Эта улыбка дошла до сердца Хильдегард — королеве было известно о сходстве их судеб.
«Даже королева несчастна, что уж говорить обо мне», — думала Хильдегард, оставшись одна. Танцы происходили в другом конце зала, но Йохума среди танцующих не было. Фрекен Крююседиге — тоже. Впрочем, их одновременное отсутствие уже никого не удивляло.
В последнее время Йохум стал особенно раздражителен, груб… Неужели то, о чем шепчется весь двор, правда? И фрекен Крююседиге действительно в интересном положении?
У Марины появится брат или сестра. Разумеется, это будет брат. Фрекен Крююседиге не может родить дочь. Это удел Хильдегард.
Сердце Хильдегард сжалось от любви к дочери.

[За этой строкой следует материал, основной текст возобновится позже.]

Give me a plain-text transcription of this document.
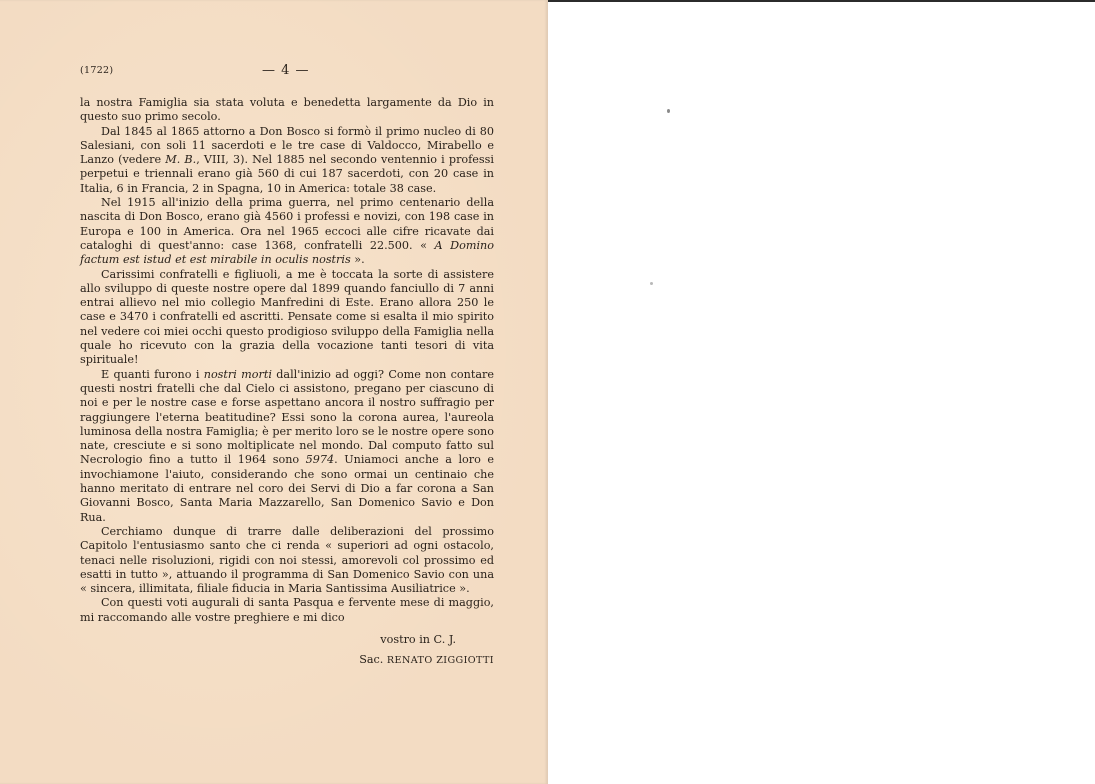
(1722)	— 4 —

la nostra Famiglia sia stata voluta e benedetta largamente da Dio in questo suo primo secolo.

Dal 1845 al 1865 attorno a Don Bosco si formò il primo nucleo di 80 Salesiani, con soli 11 sacerdoti e le tre case di Valdocco, Mirabello e Lanzo (vedere M. B., VIII, 3). Nel 1885 nel secondo ventennio i professi perpetui e triennali erano già 560 di cui 187 sacerdoti, con 20 case in Italia, 6 in Francia, 2 in Spagna, 10 in America: totale 38 case.

Nel 1915 all'inizio della prima guerra, nel primo centenario della nascita di Don Bosco, erano già 4560 i professi e novizi, con 198 case in Europa e 100 in America. Ora nel 1965 eccoci alle cifre ricavate dai cataloghi di quest'anno: case 1368, confratelli 22.500. « A Domino factum est istud et est mirabile in oculis nostris ».

Carissimi confratelli e figliuoli, a me è toccata la sorte di assistere allo sviluppo di queste nostre opere dal 1899 quando fanciullo di 7 anni entrai allievo nel mio collegio Manfredini di Este. Erano allora 250 le case e 3470 i confratelli ed ascritti. Pensate come si esalta il mio spirito nel vedere coi miei occhi questo prodigioso sviluppo della Famiglia nella quale ho ricevuto con la grazia della vocazione tanti tesori di vita spirituale!

E quanti furono i nostri morti dall'inizio ad oggi? Come non contare questi nostri fratelli che dal Cielo ci assistono, pregano per ciascuno di noi e per le nostre case e forse aspettano ancora il nostro suffragio per raggiungere l'eterna beatitudine? Essi sono la corona aurea, l'aureola luminosa della nostra Famiglia; è per merito loro se le nostre opere sono nate, cresciute e si sono moltiplicate nel mondo. Dal computo fatto sul Necrologio fino a tutto il 1964 sono 5974. Uniamoci anche a loro e invochiamone l'aiuto, considerando che sono ormai un centinaio che hanno meritato di entrare nel coro dei Servi di Dio a far corona a San Giovanni Bosco, Santa Maria Mazzarello, San Domenico Savio e Don Rua.

Cerchiamo dunque di trarre dalle deliberazioni del prossimo Capitolo l'entusiasmo santo che ci renda « superiori ad ogni ostacolo, tenaci nelle risoluzioni, rigidi con noi stessi, amorevoli col prossimo ed esatti in tutto », attuando il programma di San Domenico Savio con una « sincera, illimitata, filiale fiducia in Maria Santissima Ausiliatrice ».

Con questi voti augurali di santa Pasqua e fervente mese di maggio, mi raccomando alle vostre preghiere e mi dico

vostro in C. J.
Sac. RENATO ZIGGIOTTI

Вот почему Йохум не может дождаться ее смерти! Ему не терпится узаконить свои отношения с любовницей! Некуда деться от этой горечи и боли! Король… Йохум… Изящные дворяне, танцующие в другом конце зала… Хильдегард знала почти всех и знала, что не женам своим посылали они сейчас нежные улыбки. Куда ни глянь, всюду подлость и грязь!